I don't know about you, but I don't love it when my professional work get's critiqued in public.  

Eventually you get friendly with some of these guys.  You become friends on twitter, learn that you have things in common with a few of them, see them at conventions, have them as sources to ask insider questions, etc.  Yet, along the way....you are still having to review their work.  At some point, it becomes like being asked to critique a friend in public.  It's also good to remember that it is a one-sided relationship in that way......Ryan Stegman probably isn't going to start blogging about my skills at writing patent licenses.

It's all fun and games until the creator does something you don't really love.  What do you do?  We all know what the options are: lie about it, just avoid it and review something else or be candid.

For me personally, if they work isn't complete crap, I've usually tried to do the candid thing.  If it's a creator that I'm friendly with, I'll usually drop them an email to warn them, explain what I didn't like and say that I hope they realize the value of having quality reviews that are as unbiased as possible.  It's also worth keeping in mind how reviews at multi-contributor sites work.  At WCBR, we have some titles that are "assigned" to us and some that we just sign-up for.  I've heard creators say, "Why would you review something when you have nothing nice to say?"  Well....we do it because we said we wanted to do it.  For a title like Batman, there are often several reviewers who want to review it, so you really can't sign up for it and not review it.  It would be like taking the last bit of food out of the pot when there are other hungry people around and then not eating it.

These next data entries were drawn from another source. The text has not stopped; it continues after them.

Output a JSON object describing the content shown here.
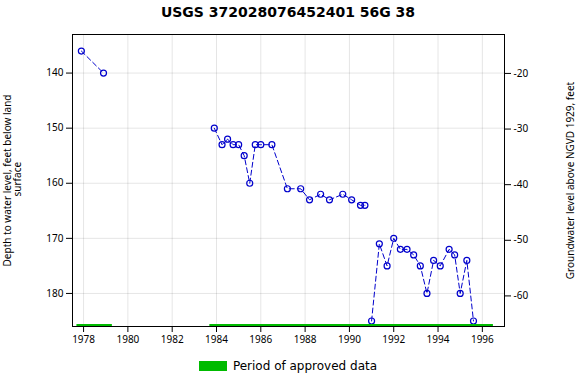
{
  "chart_data": {
    "type": "line",
    "title": "USGS 372028076452401 56G 38",
    "ylabel": "Depth to water level, feet below land\n surface",
    "y2label": "Groundwater level above NGVD 1929, feet",
    "xlim": [
      1977.5,
      1997.0
    ],
    "xticks": [
      1978,
      1980,
      1982,
      1984,
      1986,
      1988,
      1990,
      1992,
      1994,
      1996
    ],
    "ylim": [
      186,
      133
    ],
    "yticks": [
      140,
      150,
      160,
      170,
      180
    ],
    "y2lim": [
      -65.5,
      -13
    ],
    "y2ticks": [
      -20,
      -30,
      -40,
      -50,
      -60
    ],
    "grid": true,
    "legend": "bottom",
    "series": [
      {
        "type": "line",
        "color": "#0000cc",
        "marker": "o",
        "line_style": "dashed",
        "x": [
          1977.9,
          1978.9,
          null,
          1983.9,
          1984.25,
          1984.5,
          1984.75,
          1985.0,
          1985.25,
          1985.5,
          1985.75,
          1986.0,
          1986.5,
          1987.2,
          1987.8,
          1988.2,
          1988.7,
          1989.1,
          1989.7,
          1990.1,
          1990.5,
          1990.7,
          null,
          1991.0,
          1991.35,
          1991.7,
          1992.0,
          1992.3,
          1992.6,
          1992.9,
          1993.2,
          1993.5,
          1993.8,
          1994.1,
          1994.5,
          1994.75,
          1995.0,
          1995.3,
          1995.6
        ],
        "values": [
          136,
          140,
          null,
          150,
          153,
          152,
          153,
          153,
          155,
          160,
          153,
          153,
          153,
          161,
          161,
          163,
          162,
          163,
          162,
          163,
          164,
          164,
          null,
          185,
          171,
          175,
          170,
          172,
          172,
          173,
          175,
          180,
          174,
          175,
          172,
          173,
          180,
          174,
          185
        ]
      },
      {
        "name": "Period of approved data",
        "type": "range",
        "color": "#00bb00",
        "ranges": [
          [
            1977.7,
            1979.3
          ],
          [
            1983.7,
            1996.5
          ]
        ]
      }
    ]
  }
}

But, the sneakier thing in comic reviews is the subtle bias.  Anything that is "really good" becomes "issue of the year!!!!!", material that is really average becomes "very good" and a comic that is actually kinda subpar is "average".  That sort of bias is really insidious because you can't really see it happening.  It's like how you can't smell your own B.O. or bad breath.  Most reviewers actually like it when readers drop a nicely worded comment pointing out some possible fanboyism.  I know I appreciate it.

The other thing for fans is to know your reviewers.  Personally, I can't see any value in individual reviews taken alone.  You have to know what kinds of comics a particular reviewer enjoys and which they do not enjoy....and it takes a consistent review for that to happen.  Over time you realize that Dean really seems to like Scott Snyder a lot and that he really doesn't like Greg Land at all.  And you can consider the reviews appropriately.  This is why I see ZERO value in sites that allow user reviews except as a kind of crowdsourced average score.  I just don't know how you can get much value from a dude who posts a singular review under a screen name like "Poopmonster63".

So, to wrap up....we are biased, but we never said we weren't.

- Dean Stell

1 comment:

  1. I looked at user reviews for a while. Then I realized how rarely the motivation for those "reviews" isn't aggregate score manipulation, trolling or blind fanboyism. I'm speaking about Metacritic in particular here; perhaps the commentors on other sites are more reliable and less agenda driven. The user reviews on Metacritic though are, in general, absolutely useless.